Dá para compreender a deceção dos outrora entusiasmados proponentes do “professor”, apresentado messianicamente como “ecce homo”, num âmbito levemente elitista que aproveitava a moda verde-rubra para classes médias-altas pouco atreitas a confundirem-se com as claques de ralé. Ser adepto da Seleção era coisa elegante, permitindo achar graça ao selecionador, por ser estrangeiro e por ter uma expressividade genuína que transformava as asneadas de ocasião em rasgos do mais fino humor gaúcho.
Na boca de Scolari qualquer alarvidade provocava uma gargalhada sadia, na boca de Queiroz qualquer figura de estilo se transforma em abcesso doloroso.

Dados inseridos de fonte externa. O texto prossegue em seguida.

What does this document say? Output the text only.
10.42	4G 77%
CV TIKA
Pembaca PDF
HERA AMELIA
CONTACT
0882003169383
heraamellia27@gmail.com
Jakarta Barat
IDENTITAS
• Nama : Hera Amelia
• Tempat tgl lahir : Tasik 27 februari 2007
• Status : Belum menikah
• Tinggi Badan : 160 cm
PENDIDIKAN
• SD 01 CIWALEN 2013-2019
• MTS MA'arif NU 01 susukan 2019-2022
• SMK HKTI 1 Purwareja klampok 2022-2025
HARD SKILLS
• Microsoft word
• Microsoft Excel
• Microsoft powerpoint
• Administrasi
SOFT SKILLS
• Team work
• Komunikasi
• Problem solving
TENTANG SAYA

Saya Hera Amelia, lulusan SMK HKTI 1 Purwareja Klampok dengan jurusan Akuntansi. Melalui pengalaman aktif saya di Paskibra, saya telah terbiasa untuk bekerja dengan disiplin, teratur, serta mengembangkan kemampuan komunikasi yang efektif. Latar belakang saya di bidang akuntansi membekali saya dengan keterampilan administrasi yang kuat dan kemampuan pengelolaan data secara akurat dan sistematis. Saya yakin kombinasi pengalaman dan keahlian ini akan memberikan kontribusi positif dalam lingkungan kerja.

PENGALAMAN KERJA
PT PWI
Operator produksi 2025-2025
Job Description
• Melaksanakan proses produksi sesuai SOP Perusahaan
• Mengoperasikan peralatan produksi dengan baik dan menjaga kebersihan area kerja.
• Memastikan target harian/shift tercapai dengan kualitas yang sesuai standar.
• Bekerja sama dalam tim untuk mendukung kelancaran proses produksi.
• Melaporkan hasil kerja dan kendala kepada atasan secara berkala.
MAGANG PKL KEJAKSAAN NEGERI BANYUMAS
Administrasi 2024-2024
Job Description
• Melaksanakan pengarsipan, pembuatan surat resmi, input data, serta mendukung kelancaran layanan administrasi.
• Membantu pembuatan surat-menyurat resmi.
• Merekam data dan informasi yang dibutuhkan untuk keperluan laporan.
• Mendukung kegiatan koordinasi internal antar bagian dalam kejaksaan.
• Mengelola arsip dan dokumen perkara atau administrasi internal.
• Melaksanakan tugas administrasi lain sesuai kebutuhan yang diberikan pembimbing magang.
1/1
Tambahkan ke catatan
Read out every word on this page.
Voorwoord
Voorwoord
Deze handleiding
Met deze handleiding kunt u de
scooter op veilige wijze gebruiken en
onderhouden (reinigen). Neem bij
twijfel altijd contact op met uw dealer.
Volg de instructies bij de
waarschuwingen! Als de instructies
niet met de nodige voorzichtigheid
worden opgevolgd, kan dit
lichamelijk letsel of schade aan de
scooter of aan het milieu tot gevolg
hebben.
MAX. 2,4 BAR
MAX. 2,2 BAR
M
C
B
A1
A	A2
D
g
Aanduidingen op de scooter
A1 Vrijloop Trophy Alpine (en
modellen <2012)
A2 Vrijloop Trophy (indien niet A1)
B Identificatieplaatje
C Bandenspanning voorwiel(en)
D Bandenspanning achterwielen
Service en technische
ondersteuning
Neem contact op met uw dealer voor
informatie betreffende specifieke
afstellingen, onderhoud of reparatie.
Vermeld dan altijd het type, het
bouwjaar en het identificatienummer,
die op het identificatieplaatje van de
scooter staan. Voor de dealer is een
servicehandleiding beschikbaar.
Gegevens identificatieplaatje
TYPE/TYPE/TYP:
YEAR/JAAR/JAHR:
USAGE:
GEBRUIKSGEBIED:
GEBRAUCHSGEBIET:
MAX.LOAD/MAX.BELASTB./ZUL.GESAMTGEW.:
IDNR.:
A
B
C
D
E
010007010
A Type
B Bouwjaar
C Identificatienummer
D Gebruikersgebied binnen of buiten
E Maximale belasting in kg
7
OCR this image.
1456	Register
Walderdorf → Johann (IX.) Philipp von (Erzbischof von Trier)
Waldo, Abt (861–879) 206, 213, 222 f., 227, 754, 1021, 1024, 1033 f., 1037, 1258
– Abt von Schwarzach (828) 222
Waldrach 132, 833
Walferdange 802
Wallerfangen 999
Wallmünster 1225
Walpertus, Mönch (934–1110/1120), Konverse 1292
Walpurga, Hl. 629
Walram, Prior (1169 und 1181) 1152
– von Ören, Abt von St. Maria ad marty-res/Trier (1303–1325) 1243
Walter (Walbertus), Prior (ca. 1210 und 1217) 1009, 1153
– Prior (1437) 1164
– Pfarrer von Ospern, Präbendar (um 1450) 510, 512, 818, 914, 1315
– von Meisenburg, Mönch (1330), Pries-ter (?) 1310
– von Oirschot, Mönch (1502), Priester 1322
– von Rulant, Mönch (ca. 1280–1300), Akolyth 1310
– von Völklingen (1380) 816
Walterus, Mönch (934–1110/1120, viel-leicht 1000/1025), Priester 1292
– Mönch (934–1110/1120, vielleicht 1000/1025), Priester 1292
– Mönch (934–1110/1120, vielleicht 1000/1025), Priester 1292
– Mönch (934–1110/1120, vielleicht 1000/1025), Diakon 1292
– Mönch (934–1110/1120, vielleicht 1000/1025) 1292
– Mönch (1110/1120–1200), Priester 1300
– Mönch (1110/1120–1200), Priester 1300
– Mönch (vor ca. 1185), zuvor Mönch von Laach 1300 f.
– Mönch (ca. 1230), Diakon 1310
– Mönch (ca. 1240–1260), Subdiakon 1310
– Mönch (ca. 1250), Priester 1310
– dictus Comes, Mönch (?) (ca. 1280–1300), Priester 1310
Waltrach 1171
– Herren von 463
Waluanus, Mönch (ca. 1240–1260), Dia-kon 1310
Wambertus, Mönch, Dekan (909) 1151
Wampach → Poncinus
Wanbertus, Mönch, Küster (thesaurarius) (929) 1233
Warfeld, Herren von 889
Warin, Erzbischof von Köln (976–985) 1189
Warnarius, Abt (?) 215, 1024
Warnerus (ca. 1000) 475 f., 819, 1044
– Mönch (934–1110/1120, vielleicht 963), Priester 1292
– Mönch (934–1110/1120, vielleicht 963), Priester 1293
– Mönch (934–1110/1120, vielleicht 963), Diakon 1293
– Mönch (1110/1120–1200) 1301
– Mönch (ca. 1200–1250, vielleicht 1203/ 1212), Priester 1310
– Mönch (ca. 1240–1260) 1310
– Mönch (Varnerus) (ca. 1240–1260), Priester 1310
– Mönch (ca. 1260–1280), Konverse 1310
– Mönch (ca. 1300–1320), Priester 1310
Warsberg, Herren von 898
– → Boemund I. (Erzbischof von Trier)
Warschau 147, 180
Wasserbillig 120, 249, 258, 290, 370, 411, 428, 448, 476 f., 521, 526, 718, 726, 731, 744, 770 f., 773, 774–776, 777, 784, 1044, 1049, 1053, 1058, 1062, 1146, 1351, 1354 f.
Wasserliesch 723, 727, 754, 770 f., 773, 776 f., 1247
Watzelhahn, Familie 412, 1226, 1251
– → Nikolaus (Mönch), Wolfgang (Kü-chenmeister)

Por causa dos 17 anos que passou a maravilhar públicos de outros campeonatos, este Queiroz era desconhecido dos portugueses, como se tivesse parado no tempo e regressado numa cápsula cósmica. Recordavam-no com um exemplo de profissionalismo, inovação e sabedoria e não estavam preparados para os excessos verbais, as zaragatas em público e a absoluta incapacidade de vencer e convencer, acrescida da desmistificação do empenho na formação e na descoberta de talentos nacionais através da nacionalização maciça de estrangeiros.
Ao longo de dois anos, de choque em choque, deceção em deceção, os portugueses foram conhecendo e renegando o verdadeiro Queiroz e, como quem se afasta de um vizinho inoportuno, viraram-lhe as costas e deixaram-no só, adotando-o agora como herói preferencial de anedotas e ridicularias.
Apesar da música celestial que embalou em fundo o “cumprimento dos objetivos” no Mundial da África do Sul, a Seleção perdeu o seu público e já tem as mais baixas assistências em jogos oficiais desde o pós-Saltillo. Considerando a má imagem geral, o silêncio ameaçador dos patrocinadores e o desequilíbrio das contas federativas, sobrariam justas causas para o afastamento do treinador. Mas só na teoria.
A jurisprudência do caso Manuel José versus Benfica ditou que não seja mensurável a “incompetência” de um treinador de futebol, porque só um pode ganhar e entre os derrotados haverá sempre muitos profissionais competentes. Mas isso não significa que seja difícil distinguir entre um derrotado e um perdedor.